March 17, 2016
When you're rushed to the hospital by ambulance and your health plan includes ambulance service- your insurance typically covers most of the bill. But if the emergency requires an air ambulance - you could be on the hook for thousands of dollars. It's a growing concern nationwide. Air ambulance charges have been going up while many insurance companies are cutting back on what they'll pay.
Paul Stumbaugh of Sequim, Washington knows the air ambulance dilemma all too well. He survived the scare of his life after leaving work feeling ill. His wife called 911. Ground ambulance crews rushed him to Olympic Medical Center in Port Angeles, a 20 minute drive away. Once there, doctors determined his condition dire enough to need air transport across Puget Sound to U-W Medicine in Seattle.
"The main valve to his heart that pumps the blood over was torn in four places," explained Paul's wife Bridget. " It was leaking."
The couple is quick to emphasize that flight undoubtedly saved precious time, and Paul's life. But the couple was blindsided by the initial airlift charges of nearly $27,000.
"The first thing that went through my mind was bankruptcy," said Paul's wife Bridget.
The insurance company eventually covered pay half that original charges leaving the Stumbaughs with the balance of roughly $13,000.
Air ambulance sticker shock is hitting patients across the country. Physicians make the decision- but unless you're on medicare or medicaid- you get billed for what insurance won't pay. The bill you get depends on the distance of the flight. The company's pricing policy and your insurance company.
Since medical air transport fees are not regulated, companies can charge whatever they want. Some companies are profit-based. Others, including AirLift Northwest which flew Paul Stumbaugh- operate on a not-for profit basis. AirLift Northwest is owned by UW-Medicine.

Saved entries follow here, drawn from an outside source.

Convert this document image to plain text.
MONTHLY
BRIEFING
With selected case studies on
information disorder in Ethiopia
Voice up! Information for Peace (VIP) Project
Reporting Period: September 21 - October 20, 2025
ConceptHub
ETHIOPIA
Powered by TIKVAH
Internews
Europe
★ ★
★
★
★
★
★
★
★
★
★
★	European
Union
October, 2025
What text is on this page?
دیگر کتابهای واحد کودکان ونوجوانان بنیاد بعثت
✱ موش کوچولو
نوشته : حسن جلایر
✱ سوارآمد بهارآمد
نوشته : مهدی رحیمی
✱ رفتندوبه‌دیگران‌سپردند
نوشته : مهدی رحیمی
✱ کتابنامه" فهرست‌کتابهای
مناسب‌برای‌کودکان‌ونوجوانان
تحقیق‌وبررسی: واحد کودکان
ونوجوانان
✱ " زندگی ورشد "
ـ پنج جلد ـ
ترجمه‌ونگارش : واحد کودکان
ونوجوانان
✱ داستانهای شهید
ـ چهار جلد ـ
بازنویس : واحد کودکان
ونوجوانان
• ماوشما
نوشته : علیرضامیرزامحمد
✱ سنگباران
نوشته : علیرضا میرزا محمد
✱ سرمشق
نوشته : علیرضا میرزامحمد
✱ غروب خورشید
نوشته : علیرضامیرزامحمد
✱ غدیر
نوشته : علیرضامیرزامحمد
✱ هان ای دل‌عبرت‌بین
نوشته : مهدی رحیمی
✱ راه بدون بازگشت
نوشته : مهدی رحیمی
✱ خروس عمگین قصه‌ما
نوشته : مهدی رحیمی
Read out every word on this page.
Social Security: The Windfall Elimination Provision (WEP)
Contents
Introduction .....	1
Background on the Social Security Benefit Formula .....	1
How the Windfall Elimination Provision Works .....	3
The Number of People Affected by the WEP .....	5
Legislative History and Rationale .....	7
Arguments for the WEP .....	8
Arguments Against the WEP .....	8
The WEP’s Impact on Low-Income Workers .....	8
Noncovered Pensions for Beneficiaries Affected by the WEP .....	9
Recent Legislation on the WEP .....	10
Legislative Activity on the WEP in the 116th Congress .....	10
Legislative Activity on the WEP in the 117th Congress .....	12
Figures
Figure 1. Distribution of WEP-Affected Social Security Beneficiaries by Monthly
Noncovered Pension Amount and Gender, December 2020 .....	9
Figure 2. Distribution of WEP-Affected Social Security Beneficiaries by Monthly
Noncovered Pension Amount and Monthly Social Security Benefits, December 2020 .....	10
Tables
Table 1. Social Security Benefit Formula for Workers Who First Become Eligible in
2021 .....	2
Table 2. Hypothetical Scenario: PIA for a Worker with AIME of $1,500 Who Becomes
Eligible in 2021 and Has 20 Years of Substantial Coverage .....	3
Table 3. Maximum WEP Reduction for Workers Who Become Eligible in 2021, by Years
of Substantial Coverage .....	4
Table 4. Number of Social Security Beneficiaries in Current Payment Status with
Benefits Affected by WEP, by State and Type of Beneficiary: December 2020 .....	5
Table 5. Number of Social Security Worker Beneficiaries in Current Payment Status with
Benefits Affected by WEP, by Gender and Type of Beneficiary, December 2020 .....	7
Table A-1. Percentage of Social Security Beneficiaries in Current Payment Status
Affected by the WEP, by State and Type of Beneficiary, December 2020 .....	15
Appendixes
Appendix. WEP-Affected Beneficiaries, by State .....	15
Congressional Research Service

"To provide the services we provide, it's expensive," said AirLift Northwest Executive Director Chris Martin. Martin says part of the expense for all companies is keeping aircraft staffed and ready for lift off. Unlike profit-based companies, Martin says AirLift Northwest strives to keep prices in the mid to low range of it's Northwest competitors- and they work with patients who struggle financially.
"We pride ourselves in working with those family members and with those patients to make sure that they don't suffer a hardship." ,said Martin. According to UW Medicine, Airlift Northwest does $5.8 million in charity care and write-offs.
The Stumbaughs feel insurance companies bear part of the blame, saying Paul's policy covered ambulance service. To them, ambulance means any ambulance.
"When you put your time and effort in to find an insurance company that's going to meet your needs- that's what you depend on," said Bridget.
Insurance companies blame unregulated operators for the high prices. The air ambulance industry points right back- saying insurance reimbursement is not adequate to cover costs. Some states and members of congress are pushing for the government to get involved in the pricing and reimbursement debate.
One solution for consumers is to sign up for an air transport membership that covers what your insurance won't. Many air ambulance companies have them. AirLift Northwest says its plan, called AirCare, covers your entire family for $79 a year. It's 14-thousand members live in the San Juan Islands and other remote areas where health emergencies make time of the essence.